I was sharing with them how to frame the benefits of legislative involvement and the “M” question came up: motivation. The attendees were perplexed at what motivates their stakeholders. One of the state executives was frustrated that people weren’t motivated to give to his PAC.  He felt that if they could see how various lawmakers interacted with their industry versus their opponents, especially in a committee hearing setting, they would be enraged by the unfairness of it all, and moved to contribute to the PAC, regularly contact their legislators, etc.  I thought it was a great idea and was getting ready to tell him so, until he told me part two of the story.

He took them to a committee hearing and had them witness how the chairman and majority members of the committee treated their industry representatives.  They saw how questions were tougher on them than their opponents and how their opponents received more time to testify, etc. I asked him what the result of that exercise was, because it seemed like a vivid demonstration of the challenges faced by their organization, with real flesh and blood characters playing their parts perfectly. He replied that there were no results — his members did not change their behavior in any way, they remained apathetic.

He had half of the formula right – to present vivid information that demonstrates inherent unfairness in real time. However, there was one problem – he did not guide them through the “post – fear action plan.”

The Post-Fear Action Plan

Research has demonstrated that fear based communications usually stimulate people to take action to reduce a threat. But the rule has one important exception: when the fear produced message shows the danger, but your stakeholders are not given crisp, clear, effective means of reducing the danger, they may deal with it by “blocking out” the information or thinking it does not apply to them. You have to have a plan.

Health researcher Howard Leventhal conducted an experiment where students were given a public health pamphlet detailing the dangers of tetanus infection. There were two pamphlets – one was filled with the frightening details of the consequences of contracting tetanus, the other one did not have that information. In addition, some did receive a specific plan for how to arrange to get a tetanus injection, others did not.

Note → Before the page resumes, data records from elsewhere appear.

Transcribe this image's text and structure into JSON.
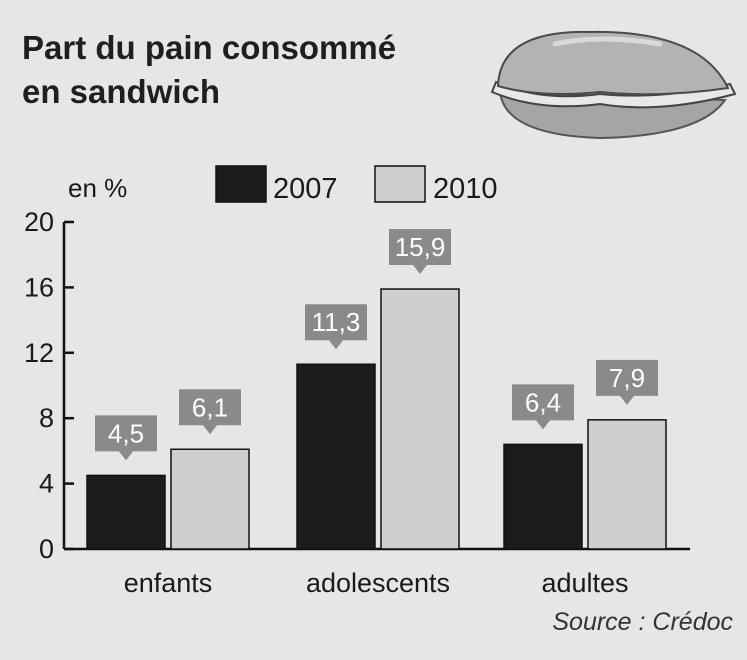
{
  "title": "Part du pain consommé\nen sandwich",
  "unit_label": "en %",
  "source": "Source : Crédoc",
  "colors": {
    "background": "#e6e6e6",
    "series_2007": "#1c1c1c",
    "series_2010": "#cfcfcf",
    "callout": "#8a8a8a",
    "axis": "#111111"
  },
  "illustration": "sandwich-illustration",
  "chart_data": {
    "type": "bar",
    "categories": [
      "enfants",
      "adolescents",
      "adultes"
    ],
    "series": [
      {
        "name": "2007",
        "values": [
          4.5,
          11.3,
          6.4
        ],
        "labels": [
          "4,5",
          "11,3",
          "6,4"
        ]
      },
      {
        "name": "2010",
        "values": [
          6.1,
          15.9,
          7.9
        ],
        "labels": [
          "6,1",
          "15,9",
          "7,9"
        ]
      }
    ],
    "ylim": [
      0,
      20
    ],
    "yticks": [
      0,
      4,
      8,
      12,
      16,
      20
    ],
    "ylabel": "en %",
    "xlabel": "",
    "grid": false,
    "legend_position": "top"
  }
}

Leventhal found that the high fear message motivated the participants to get a tetanus injection only if it included a plan with clear steps they could take to get the injection. The more clearly people understand the exact behaviors needed to dissipate the fear, the less they will block out your message.

The Bottom Line:  You may have found that certain legislative proposals will bring about some kind of loss for your stakeholders—the fear is there. Do you know what your stakeholders should do to address the situation beyond “making their voice heard?” If a legislative proposal or regulation portends true scarcity and loss for your influence targets, you can use fear as a motivator. However, you must articulate tangible, crisp, behaviors people can take to address their fear.  Otherwise, they will ignore your message and inertia ensues.